Der in § 64 StGB geregelte Maßregelvollzug sieht eine Unterbringung in einer Entziehungsanstalt für suchtkranke Menschen vor, die ihre Straftat im Rausch oder aufgrund ihrer Sucht begangen haben und bei denen die Gefahr besteht, dass sie erneut in ähnlicher Weise erhebliche Taten begehen werden.
Die folgenden zwei Beispiele sollen verdeutlichen, bei welchen Straftaten psychisch oder suchtkranke Menschen entsprechend untergebracht werden.
- Ein Mann verändert sich fast von heute auf morgen vollständig. Während er früher ruhig und ausgeglichen war, erleben ihn Freunde und Familie zunehmend gereizter. Er fühlt sich bedroht und verfolgt. Er hört Stimmen, die andere nicht hören. In einer solchen Situation schlägt der Mann seine Schwester nieder und attackiert sie mit einem Messer. Er macht sich also wegen gefährlicher Körperverletzung strafbar. Nach einem Gutachten des psychiatrischen Sachverständigen leidet der Mann an Schizophrenie. Das Gericht ordnet daraufhin seine Einweisung in den Maßregelvollzug mit Psychiatrie nach § 63 StGB an.
- Eine junge Frau, die schon im Kindesalter Marihuana geraucht hat, ist stark heroinabhängig. Anstatt zur Schule zu gehen, bricht sie in Wohnungen ein und überfällt Passanten auf der Straße, um ihre Sucht zu finanzieren. Ein Passant wehrt sich und kann sie festhalten, bis die Polizei eintrifft. Das Strafgericht ordnet die Unterbringung im Maßregelvollzug nach § 64 StGB an. Mithilfe einer Therapie soll sie hier ihre Drogensucht überwinden und auf ein neues Leben in Freiheit ohne Drogen und Straftaten vorbereitet werden.

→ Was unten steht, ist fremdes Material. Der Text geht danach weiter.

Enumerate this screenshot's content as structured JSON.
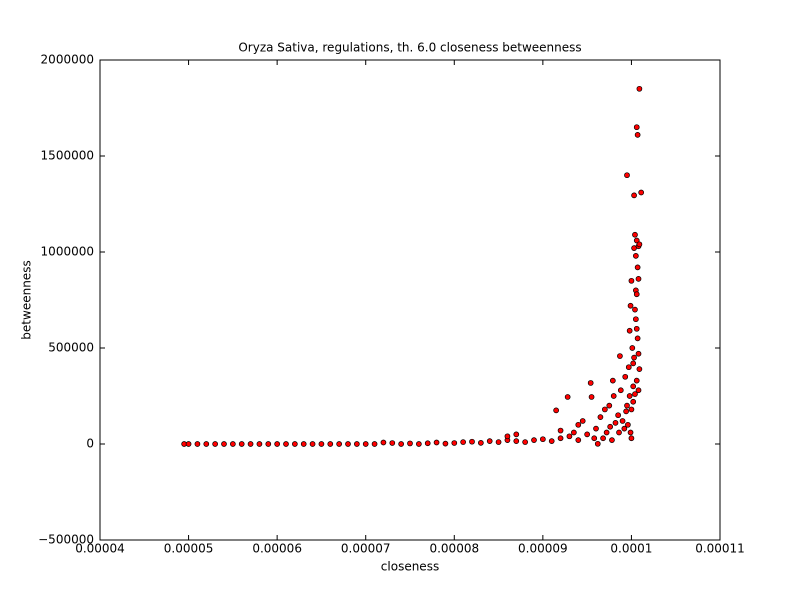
{
  "chart_data": {
    "type": "scatter",
    "title": "Oryza Sativa, regulations, th. 6.0 closeness betweenness",
    "xlabel": "closeness",
    "ylabel": "betweenness",
    "xlim": [
      4e-05,
      0.00011
    ],
    "xticks": [
      4e-05,
      5e-05,
      6e-05,
      7e-05,
      8e-05,
      9e-05,
      0.0001,
      0.00011
    ],
    "ylim": [
      -500000,
      2000000
    ],
    "yticks": [
      {
        "value": -500000,
        "label": "−500000"
      },
      0,
      500000,
      1000000,
      1500000,
      2000000
    ],
    "color": "#ff0000",
    "x": [
      4.95e-05,
      5e-05,
      5.1e-05,
      5.2e-05,
      5.3e-05,
      5.4e-05,
      5.5e-05,
      5.6e-05,
      5.7e-05,
      5.8e-05,
      5.9e-05,
      6e-05,
      6.1e-05,
      6.2e-05,
      6.3e-05,
      6.4e-05,
      6.5e-05,
      6.6e-05,
      6.7e-05,
      6.8e-05,
      6.9e-05,
      7e-05,
      7.1e-05,
      7.2e-05,
      7.3e-05,
      7.4e-05,
      7.5e-05,
      7.6e-05,
      7.7e-05,
      7.8e-05,
      7.9e-05,
      8e-05,
      8.1e-05,
      8.2e-05,
      8.3e-05,
      8.4e-05,
      8.5e-05,
      8.6e-05,
      8.7e-05,
      8.8e-05,
      8.9e-05,
      9e-05,
      9.1e-05,
      9.2e-05,
      9.3e-05,
      9.4e-05,
      9.5e-05,
      8.6e-05,
      8.7e-05,
      9.15e-05,
      9.28e-05,
      9.2e-05,
      9.35e-05,
      9.4e-05,
      9.45e-05,
      9.54e-05,
      9.55e-05,
      9.6e-05,
      9.65e-05,
      9.7e-05,
      9.75e-05,
      9.79e-05,
      9.8e-05,
      9.85e-05,
      9.88e-05,
      9.87e-05,
      9.93e-05,
      9.95e-05,
      9.97e-05,
      9.98e-05,
      9.99e-05,
      0.0001,
      0.0001001,
      0.0001002,
      0.0001003,
      0.0001004,
      0.0001005,
      0.0001006,
      0.0001007,
      0.0001008,
      0.0001005,
      0.0001006,
      0.0001004,
      0.0001005,
      0.0001006,
      0.0001007,
      0.0001008,
      0.0001009,
      0.0001003,
      0.0001002,
      0.0001,
      9.62e-05,
      9.68e-05,
      9.72e-05,
      9.76e-05,
      9.82e-05,
      9.86e-05,
      9.9e-05,
      9.94e-05,
      9.96e-05,
      9.98e-05,
      0.0001,
      0.0001002,
      0.0001004,
      0.0001006,
      0.0001008,
      9.99e-05,
      9.95e-05,
      0.0001009,
      0.0001006,
      0.0001007,
      0.0001011,
      0.0001003,
      0.0001008,
      0.0001009,
      9.58e-05,
      9.78e-05,
      9.92e-05
    ],
    "values": [
      0,
      0,
      0,
      0,
      0,
      0,
      0,
      0,
      0,
      0,
      0,
      0,
      0,
      0,
      0,
      0,
      0,
      0,
      0,
      0,
      0,
      0,
      0,
      8000,
      5000,
      0,
      3000,
      0,
      4000,
      8000,
      2000,
      5000,
      10000,
      12000,
      6000,
      15000,
      10000,
      20000,
      15000,
      10000,
      20000,
      25000,
      15000,
      30000,
      40000,
      20000,
      50000,
      40000,
      50000,
      175000,
      245000,
      70000,
      60000,
      100000,
      120000,
      318000,
      245000,
      80000,
      140000,
      180000,
      200000,
      330000,
      250000,
      150000,
      280000,
      458000,
      350000,
      200000,
      400000,
      590000,
      720000,
      850000,
      500000,
      300000,
      1020000,
      1090000,
      980000,
      1060000,
      920000,
      1030000,
      800000,
      780000,
      700000,
      650000,
      600000,
      550000,
      470000,
      390000,
      450000,
      420000,
      30000,
      1000,
      30000,
      60000,
      90000,
      110000,
      60000,
      120000,
      170000,
      100000,
      250000,
      180000,
      220000,
      260000,
      330000,
      280000,
      60000,
      1400000,
      1850000,
      1650000,
      1610000,
      1310000,
      1295000,
      860000,
      1040000,
      30000,
      20000,
      80000
    ]
  }
}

Grundsatz der Verhältnismäßigkeit und andere Kritikpunkte
Für die Unterbringung eines Menschen in der Entziehungsanstalt oder einem psychiatrischen Krankenhaus gilt der Grundsatz der Verhältnismäßigkeit. Sie darf laut § 62 StGB „nicht angeordnet werden, wenn sie zur Bedeutung der vom Täter begangenen und zu erwartenden Taten sowie zu dem Grad der von ihm ausgehenden Gefahr außer Verhältnis steht.“
Auch die Verweildauer im Maßregelvollzug sollte in einem angemessenen Verhältnis stehen …
- zur Bedeutung und Schwere der begangenen Straftat und
- zu der Gefahr für die Allgemeinheit, die von dem Täter ausgeht.
Die Praxis sieht jedoch oft anders aus. Während der Maßregelvollzug für Patienten mit einer Suchterkrankung zeitlich auf zwei Jahre begrenzt ist, ist er dies bei einer Unterbringung in einem psychiatrischen Krankenhaus nicht. Das kann dazu führen, dass der dort untergebrachte Patient länger im Maßregelvollzug bleibt als ein gesunder Straftäter, der eine vergleichbare Tat begangen hat, im Strafvollzug.